For the task of ok and aok_val whose annotations are available, the scores are automatically computed after finetuning and prompting. You can also evaluate the result files that outputted after finetuning or prompting, by run

$ bash scripts/evaluate_file.sh \
    --task ok --result_path outputs/results/okvqa_prompt_1/result.json

Using the corresponding result files and evaluation script above, we obtain the accuracies in the following table, respectively.

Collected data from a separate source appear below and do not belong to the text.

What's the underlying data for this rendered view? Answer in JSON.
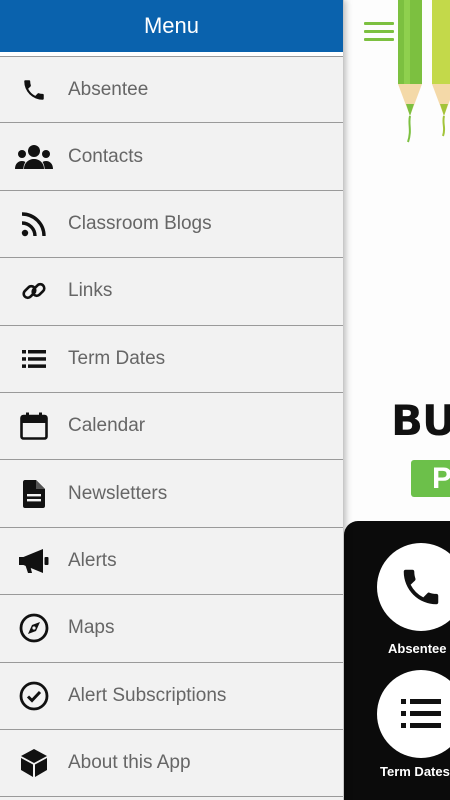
{
  "drawer": {
    "title": "Menu",
    "items": [
      {
        "label": "Absentee",
        "icon": "phone-icon"
      },
      {
        "label": "Contacts",
        "icon": "users-icon"
      },
      {
        "label": "Classroom Blogs",
        "icon": "rss-icon"
      },
      {
        "label": "Links",
        "icon": "link-icon"
      },
      {
        "label": "Term Dates",
        "icon": "list-icon"
      },
      {
        "label": "Calendar",
        "icon": "calendar-icon"
      },
      {
        "label": "Newsletters",
        "icon": "document-icon"
      },
      {
        "label": "Alerts",
        "icon": "megaphone-icon"
      },
      {
        "label": "Maps",
        "icon": "compass-icon"
      },
      {
        "label": "Alert Subscriptions",
        "icon": "check-circle-icon"
      },
      {
        "label": "About this App",
        "icon": "cube-icon"
      }
    ]
  },
  "background_app": {
    "title_partial": "BU",
    "badge_partial": "P",
    "tiles": [
      {
        "label": "Absentee",
        "icon": "phone-icon"
      },
      {
        "label": "Term Dates",
        "icon": "list-icon"
      }
    ],
    "colors": {
      "accent": "#7cc040",
      "header": "#0a62ad",
      "tile_bg": "#0b0b0b"
    }
  }
}
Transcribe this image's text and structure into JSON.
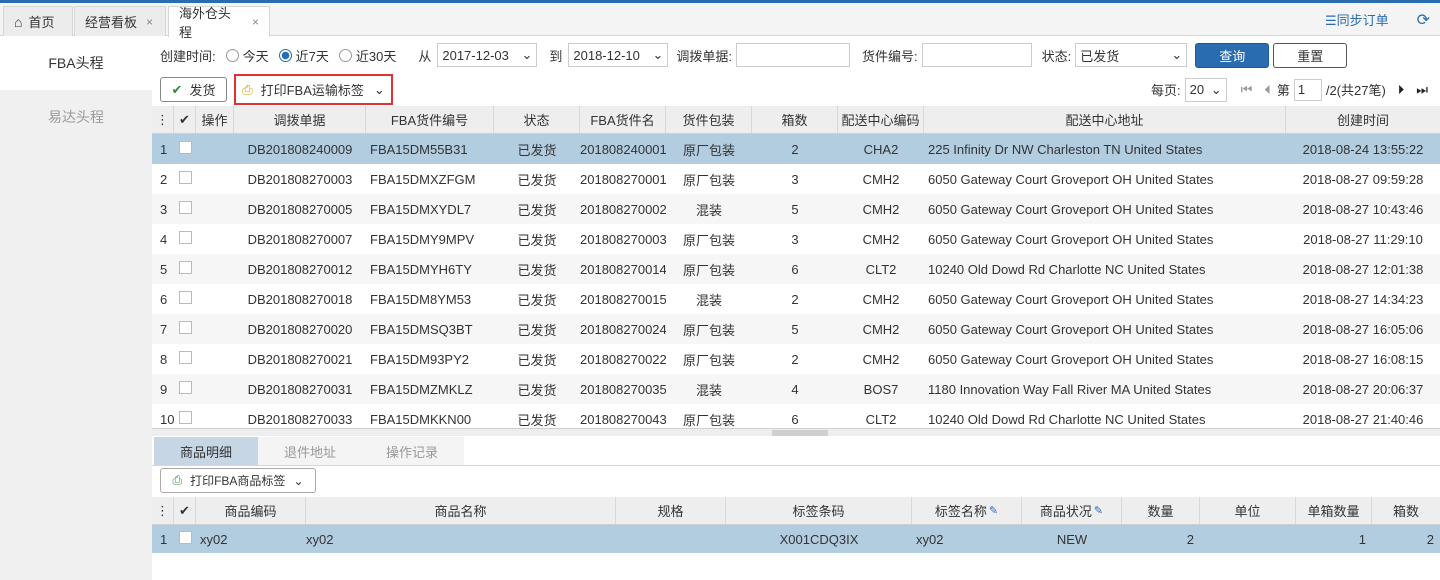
{
  "tabs": [
    {
      "label": "首页",
      "icon": "home-icon"
    },
    {
      "label": "经营看板",
      "close": "×"
    },
    {
      "label": "海外仓头程",
      "close": "×",
      "active": true
    }
  ],
  "header_right": {
    "sync_label": "☰同步订单",
    "refresh_icon": "refresh-icon"
  },
  "sidebar": {
    "items": [
      {
        "label": "FBA头程",
        "active": true
      },
      {
        "label": "易达头程"
      }
    ]
  },
  "filter": {
    "created_label": "创建时间:",
    "radios": [
      {
        "label": "今天",
        "checked": false
      },
      {
        "label": "近7天",
        "checked": true
      },
      {
        "label": "近30天",
        "checked": false
      }
    ],
    "from_label": "从",
    "from_date": "2017-12-03",
    "to_label": "到",
    "to_date": "2018-12-10",
    "transfer_label": "调拨单据:",
    "transfer_value": "",
    "cargo_label": "货件编号:",
    "cargo_value": "",
    "status_label": "状态:",
    "status_value": "已发货",
    "query_label": "查询",
    "reset_label": "重置"
  },
  "actions": {
    "ship_label": "发货",
    "print_fba_label": "打印FBA运输标签"
  },
  "pager": {
    "per_page_label": "每页:",
    "per_page": "20",
    "page_prefix": "第",
    "page": "1",
    "page_suffix": "/2(共27笔)"
  },
  "grid": {
    "columns": [
      "操作",
      "调拨单据",
      "FBA货件编号",
      "状态",
      "FBA货件名",
      "货件包装",
      "箱数",
      "配送中心编码",
      "配送中心地址",
      "创建时间"
    ],
    "rows": [
      {
        "n": "1",
        "doc": "DB201808240009",
        "fba": "FBA15DM55B31",
        "status": "已发货",
        "name": "201808240001",
        "pack": "原厂包装",
        "boxes": "2",
        "center": "CHA2",
        "addr": "225 Infinity Dr NW Charleston TN United States",
        "time": "2018-08-24 13:55:22"
      },
      {
        "n": "2",
        "doc": "DB201808270003",
        "fba": "FBA15DMXZFGM",
        "status": "已发货",
        "name": "201808270001",
        "pack": "原厂包装",
        "boxes": "3",
        "center": "CMH2",
        "addr": "6050 Gateway Court Groveport OH United States",
        "time": "2018-08-27 09:59:28"
      },
      {
        "n": "3",
        "doc": "DB201808270005",
        "fba": "FBA15DMXYDL7",
        "status": "已发货",
        "name": "201808270002",
        "pack": "混装",
        "boxes": "5",
        "center": "CMH2",
        "addr": "6050 Gateway Court Groveport OH United States",
        "time": "2018-08-27 10:43:46"
      },
      {
        "n": "4",
        "doc": "DB201808270007",
        "fba": "FBA15DMY9MPV",
        "status": "已发货",
        "name": "201808270003",
        "pack": "原厂包装",
        "boxes": "3",
        "center": "CMH2",
        "addr": "6050 Gateway Court Groveport OH United States",
        "time": "2018-08-27 11:29:10"
      },
      {
        "n": "5",
        "doc": "DB201808270012",
        "fba": "FBA15DMYH6TY",
        "status": "已发货",
        "name": "201808270014",
        "pack": "原厂包装",
        "boxes": "6",
        "center": "CLT2",
        "addr": "10240 Old Dowd Rd Charlotte NC United States",
        "time": "2018-08-27 12:01:38"
      },
      {
        "n": "6",
        "doc": "DB201808270018",
        "fba": "FBA15DM8YM53",
        "status": "已发货",
        "name": "201808270015",
        "pack": "混装",
        "boxes": "2",
        "center": "CMH2",
        "addr": "6050 Gateway Court Groveport OH United States",
        "time": "2018-08-27 14:34:23"
      },
      {
        "n": "7",
        "doc": "DB201808270020",
        "fba": "FBA15DMSQ3BT",
        "status": "已发货",
        "name": "201808270024",
        "pack": "原厂包装",
        "boxes": "5",
        "center": "CMH2",
        "addr": "6050 Gateway Court Groveport OH United States",
        "time": "2018-08-27 16:05:06"
      },
      {
        "n": "8",
        "doc": "DB201808270021",
        "fba": "FBA15DM93PY2",
        "status": "已发货",
        "name": "201808270022",
        "pack": "原厂包装",
        "boxes": "2",
        "center": "CMH2",
        "addr": "6050 Gateway Court Groveport OH United States",
        "time": "2018-08-27 16:08:15"
      },
      {
        "n": "9",
        "doc": "DB201808270031",
        "fba": "FBA15DMZMKLZ",
        "status": "已发货",
        "name": "201808270035",
        "pack": "混装",
        "boxes": "4",
        "center": "BOS7",
        "addr": "1180 Innovation Way Fall River MA United States",
        "time": "2018-08-27 20:06:37"
      },
      {
        "n": "10",
        "doc": "DB201808270033",
        "fba": "FBA15DMKKN00",
        "status": "已发货",
        "name": "201808270043",
        "pack": "原厂包装",
        "boxes": "6",
        "center": "CLT2",
        "addr": "10240 Old Dowd Rd Charlotte NC United States",
        "time": "2018-08-27 21:40:46"
      }
    ]
  },
  "subtabs": [
    {
      "label": "商品明细",
      "active": true
    },
    {
      "label": "退件地址"
    },
    {
      "label": "操作记录"
    }
  ],
  "sub_actions": {
    "print_label": "打印FBA商品标签"
  },
  "sub_grid": {
    "columns": [
      "商品编码",
      "商品名称",
      "规格",
      "标签条码",
      "标签名称",
      "商品状况",
      "数量",
      "单位",
      "单箱数量",
      "箱数"
    ],
    "rows": [
      {
        "n": "1",
        "code": "xy02",
        "name": "xy02",
        "spec": "",
        "barcode": "X001CDQ3IX",
        "label": "xy02",
        "cond": "NEW",
        "qty": "2",
        "unit": "",
        "perbox": "1",
        "boxes": "2"
      }
    ]
  }
}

OK-VQA A-OKVQA (val) A-OKVQA (test)
MCAN Prophet
53.0% 61.1%
MCAN Prophet
52.0% 58.2%
MCAN Prophet
45.6% 55.7%

For the task of aok_test, you need to submit the result file to the A-OKVQA Leaderboard to evaluate the result.

Citation

If you use this code in your research, please cite our paper:

@inproceedings{shao2023prompting,
  title={Prompting Large Language Models with Answer Heuristics for Knowledge-based Visual Question Answering},
  author={Shao, Zhenwei and Yu, Zhou and Wang, Meng and Yu, Jun},
  booktitle={Computer Vision and Pattern Recognition (CVPR)},
  pages={14974--14983},
  year={2023}
}

License

This project is licensed under the Apache License 2.0 - see the LICENSE file for details.